Limitations & Future Work

  • States as proxies facilitate operations but may overlook significant internal cultural heterogeneity within a single state.
  • Scale remains relatively small: The parallel/MMT subset contains only 106 images, and the OCR track has only 876 document images. Expanding to more images and question types would increase statistical power.
  • Reliance on LLM generation + LLM judgment: QA pairs were generated by Gemini and open-ended questions were scored by GPT-4o, which may introduce preferential biases inherent in the judge models (despite manual correction).
  • Subcontinent focus: It remains to be verified if the conclusions generalize to other non-Western cultural regions. Future work could migrate this "proxy-multitrack-adversarial-parallel" paradigm to other regions.
  • Cultural VQA: GD-VCR, Henna (Arabic), and WorldCuisines (food) focus on single cultures/languages. CVQA, CulturalVQA, and ALM-Bench partially touch on the Indian context but lack a unified characterization of both diversity and multilinguality; IVB fills this gap.
  • Multilingual Multimodal: MaRVL and xGQA expanded languages but lack Indian cultural grounding. Most open-source VLMs support only 2–4 Indic languages, with Chitrarth being a rare exception covering all 10.

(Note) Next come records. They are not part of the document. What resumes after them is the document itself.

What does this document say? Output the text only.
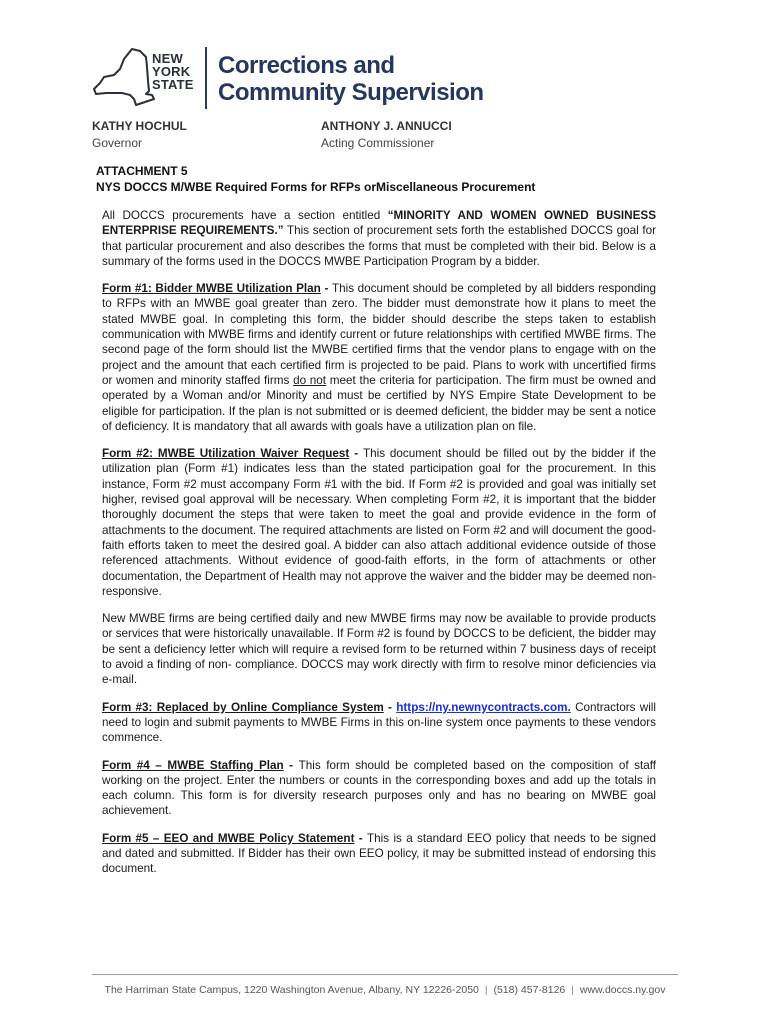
NEW
YORK
STATE
Corrections and
Community Supervision
KATHY HOCHUL
Governor
ANTHONY J. ANNUCCI
Acting Commissioner
ATTACHMENT 5
NYS DOCCS M/WBE Required Forms for RFPs orMiscellaneous Procurement

All DOCCS procurements have a section entitled “MINORITY AND WOMEN OWNED BUSINESS ENTERPRISE REQUIREMENTS.” This section of procurement sets forth the established DOCCS goal for that particular procurement and also describes the forms that must be completed with their bid. Below is a summary of the forms used in the DOCCS MWBE Participation Program by a bidder.

Form #1: Bidder MWBE Utilization Plan - This document should be completed by all bidders responding to RFPs with an MWBE goal greater than zero. The bidder must demonstrate how it plans to meet the stated MWBE goal. In completing this form, the bidder should describe the steps taken to establish communication with MWBE firms and identify current or future relationships with certified MWBE firms. The second page of the form should list the MWBE certified firms that the vendor plans to engage with on the project and the amount that each certified firm is projected to be paid. Plans to work with uncertified firms or women and minority staffed firms do not meet the criteria for participation. The firm must be owned and operated by a Woman and/or Minority and must be certified by NYS Empire State Development to be eligible for participation. If the plan is not submitted or is deemed deficient, the bidder may be sent a notice of deficiency. It is mandatory that all awards with goals have a utilization plan on file.

Form #2: MWBE Utilization Waiver Request - This document should be filled out by the bidder if the utilization plan (Form #1) indicates less than the stated participation goal for the procurement. In this instance, Form #2 must accompany Form #1 with the bid. If Form #2 is provided and goal was initially set higher, revised goal approval will be necessary. When completing Form #2, it is important that the bidder thoroughly document the steps that were taken to meet the goal and provide evidence in the form of attachments to the document. The required attachments are listed on Form #2 and will document the good-faith efforts taken to meet the desired goal. A bidder can also attach additional evidence outside of those referenced attachments. Without evidence of good-faith efforts, in the form of attachments or other documentation, the Department of Health may not approve the waiver and the bidder may be deemed non-responsive.

New MWBE firms are being certified daily and new MWBE firms may now be available to provide products or services that were historically unavailable. If Form #2 is found by DOCCS to be deficient, the bidder may be sent a deficiency letter which will require a revised form to be returned within 7 business days of receipt to avoid a finding of non- compliance. DOCCS may work directly with firm to resolve minor deficiencies via e-mail.

Form #3: Replaced by Online Compliance System - https://ny.newnycontracts.com. Contractors will need to login and submit payments to MWBE Firms in this on-line system once payments to these vendors commence.

Form #4 – MWBE Staffing Plan - This form should be completed based on the composition of staff working on the project. Enter the numbers or counts in the corresponding boxes and add up the totals in each column. This form is for diversity research purposes only and has no bearing on MWBE goal achievement.

Form #5 – EEO and MWBE Policy Statement - This is a standard EEO policy that needs to be signed and dated and submitted. If Bidder has their own EEO policy, it may be submitted instead of endorsing this document.

The Harriman State Campus, 1220 Washington Avenue, Albany, NY 12226-2050 | (518) 457-8126 | www.doccs.ny.gov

  • OCR / MMT: Standard OCR benchmarks (RVL-CDIP, FUNSD, DocVQA) are English-dominant. MMT has historically focused on English-European pairs. IVB avoids data contamination by using cultural images with human-verified grounded translations.

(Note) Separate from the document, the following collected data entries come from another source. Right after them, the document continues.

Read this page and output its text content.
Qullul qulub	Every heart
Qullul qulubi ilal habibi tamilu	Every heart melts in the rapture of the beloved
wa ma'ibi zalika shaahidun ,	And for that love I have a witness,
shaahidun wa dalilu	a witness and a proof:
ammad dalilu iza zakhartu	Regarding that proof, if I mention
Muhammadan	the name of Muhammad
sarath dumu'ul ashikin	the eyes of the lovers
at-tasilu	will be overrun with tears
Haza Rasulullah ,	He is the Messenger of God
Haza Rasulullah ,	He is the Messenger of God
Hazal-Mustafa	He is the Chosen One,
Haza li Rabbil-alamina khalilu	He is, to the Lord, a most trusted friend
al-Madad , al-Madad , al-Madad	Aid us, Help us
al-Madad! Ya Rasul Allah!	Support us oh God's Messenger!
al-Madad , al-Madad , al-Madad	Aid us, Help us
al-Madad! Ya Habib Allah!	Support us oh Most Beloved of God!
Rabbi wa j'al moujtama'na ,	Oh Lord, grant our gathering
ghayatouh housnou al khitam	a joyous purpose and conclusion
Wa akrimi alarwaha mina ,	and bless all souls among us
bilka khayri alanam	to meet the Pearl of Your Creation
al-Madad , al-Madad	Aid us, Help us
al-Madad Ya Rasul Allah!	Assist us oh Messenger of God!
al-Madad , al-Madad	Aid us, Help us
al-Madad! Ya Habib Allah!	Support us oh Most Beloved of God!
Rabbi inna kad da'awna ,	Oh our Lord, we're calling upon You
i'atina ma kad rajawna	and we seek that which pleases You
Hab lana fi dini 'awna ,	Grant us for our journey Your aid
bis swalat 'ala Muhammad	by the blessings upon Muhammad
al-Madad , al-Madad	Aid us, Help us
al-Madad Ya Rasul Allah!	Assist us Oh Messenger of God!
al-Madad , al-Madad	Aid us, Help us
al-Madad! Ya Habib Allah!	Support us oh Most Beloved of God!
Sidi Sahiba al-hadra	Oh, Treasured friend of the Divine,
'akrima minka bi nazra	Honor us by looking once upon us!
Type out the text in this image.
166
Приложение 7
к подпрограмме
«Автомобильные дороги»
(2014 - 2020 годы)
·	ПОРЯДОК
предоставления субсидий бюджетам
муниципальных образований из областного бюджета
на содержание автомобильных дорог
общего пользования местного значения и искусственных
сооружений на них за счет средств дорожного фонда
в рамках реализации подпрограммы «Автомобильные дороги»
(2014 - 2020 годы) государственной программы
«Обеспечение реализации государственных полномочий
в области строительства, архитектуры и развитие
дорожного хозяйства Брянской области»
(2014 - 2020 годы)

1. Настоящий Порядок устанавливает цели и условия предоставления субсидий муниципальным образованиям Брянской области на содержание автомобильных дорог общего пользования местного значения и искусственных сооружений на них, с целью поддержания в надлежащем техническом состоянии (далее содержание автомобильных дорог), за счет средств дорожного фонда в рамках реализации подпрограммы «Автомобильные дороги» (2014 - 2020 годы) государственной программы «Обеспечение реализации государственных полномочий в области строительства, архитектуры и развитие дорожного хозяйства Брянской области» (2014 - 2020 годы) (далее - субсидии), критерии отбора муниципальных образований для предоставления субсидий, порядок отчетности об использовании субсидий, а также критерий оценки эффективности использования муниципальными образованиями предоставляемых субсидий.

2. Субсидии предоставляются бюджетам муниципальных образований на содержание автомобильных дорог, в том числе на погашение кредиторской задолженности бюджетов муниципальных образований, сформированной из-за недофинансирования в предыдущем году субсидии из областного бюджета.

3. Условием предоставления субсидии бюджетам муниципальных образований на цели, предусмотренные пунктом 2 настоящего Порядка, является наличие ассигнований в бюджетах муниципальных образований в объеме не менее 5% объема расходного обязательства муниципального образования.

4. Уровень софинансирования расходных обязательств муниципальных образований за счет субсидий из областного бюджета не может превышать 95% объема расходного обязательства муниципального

  • Insight: This paper provides a reusable paradigm for "cultural capability" evaluation—regional proxy annotation + orthogonal tracks + adversarial probes + strictly parallel corpora—which is highly transferable to VLM evaluation in any non-Western context.

Rating

  • Novelty: ⭐⭐⭐⭐ First India-centric large-scale cultural multimodal benchmark covering 10 languages and 3 tracks. The combination of adversarial questions and parallel corpora is innovative.
  • Experimental Thoroughness: ⭐⭐⭐⭐ Evaluates 8+ models across three families and three tracks, including adversarial, cross-lingual, and statistical significance analysis. Minor deduction for the small MMT/OCR subset size.
  • Writing Quality: ⭐⭐⭐⭐ Clear pipeline diagrams, standardized tables, and well-structured findings.
  • Value: ⭐⭐⭐⭐⭐ Directly addresses the "Western-centric" blind spot in VLM evaluation. Publicly available data and a reproducible framework provide long-term infrastructure value for inclusive multimodal research.